The Philippines may owe the swift adoption of emerging technologies to the gaming sector, but there is also one industry often overlooked by many that could trigger the mass adoption of blockchain technology.
Department of Trade and Industry (DTI) Director Jo-Dann Darong reveals to CoinGeek Backstage the current strategy that the agency is implementing to support the government’s blockchain ambition, with the creative sector at the forefront.
DTI’s science, technology, and innovation (STI)-driven industrialization strategy puts focus on what major sectors should blockchain technology be incorporated first, with Darong telling host Claire Celdran the addition of the creative industry on the priority list.

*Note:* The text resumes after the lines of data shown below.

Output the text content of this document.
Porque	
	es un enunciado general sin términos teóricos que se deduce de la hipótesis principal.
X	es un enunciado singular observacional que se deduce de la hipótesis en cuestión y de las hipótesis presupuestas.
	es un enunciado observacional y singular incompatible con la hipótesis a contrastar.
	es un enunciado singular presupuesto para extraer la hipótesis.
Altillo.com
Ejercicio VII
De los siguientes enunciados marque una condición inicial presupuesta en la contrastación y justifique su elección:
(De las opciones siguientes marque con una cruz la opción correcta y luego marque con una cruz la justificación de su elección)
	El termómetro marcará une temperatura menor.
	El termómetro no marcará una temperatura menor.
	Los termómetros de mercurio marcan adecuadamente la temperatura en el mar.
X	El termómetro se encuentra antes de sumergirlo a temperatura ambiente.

Triggering a mass adoption of a specific technology, especially in developing countries like the Philippines, greatly depends on the accessibility and ease of use, which Darong said the creative industry could easily offer through blockchain tech.
“The adoption [in the creative industry] is more likely visible and easy to propose or move as an agenda,” Darong said of the DTI’s pitch to digitalize the sector using blockchain technology.
As visual creators catch up with technological developments, the DTI director said blockchain is being seen as a key mechanism not only to help spur the adoption of the emerging technology but also to heighten the competitiveness of the creative sector.
“We are now looking at blockchain as a way for our creative sector to be at par with our creative world out there because the creative economy in the world has been using blockchain for quite some time,” noted Darong, stressing that paintings, sketches, and other visual arts nowadays are being transformed into non-fungible tokens (NFTs).
While DTI’s vision seems promising, Darong admitted that the government agency is still learning what blockchain is and what it can do before coming up with initiatives centered on the commercial use of the technology and one that would allow the public to use it for their benefit.
“We don’t have specific initiative yet, but at least in the discussion in the policymaking, we are bringing the blockchain flavor already,” Darong said, adding that the primary focus is educating the government about the potential and prospects of blockchain, noting that this is critical not only to attain mass adoption but to boost the country’s competitiveness.
Darong also highlighted how blockchain could solve the problem of information asymmetry in enterprises, which would prevent one entity from lagging behind and provide a more trusted business ecosystem.
“Blockchain has provided another option for people to derisk themselves and to actually…give more emphasis on how to do business rather than asking themselves whether the person is trusted or not—whether transaction is protected, whether transaction is sustainable,” he added.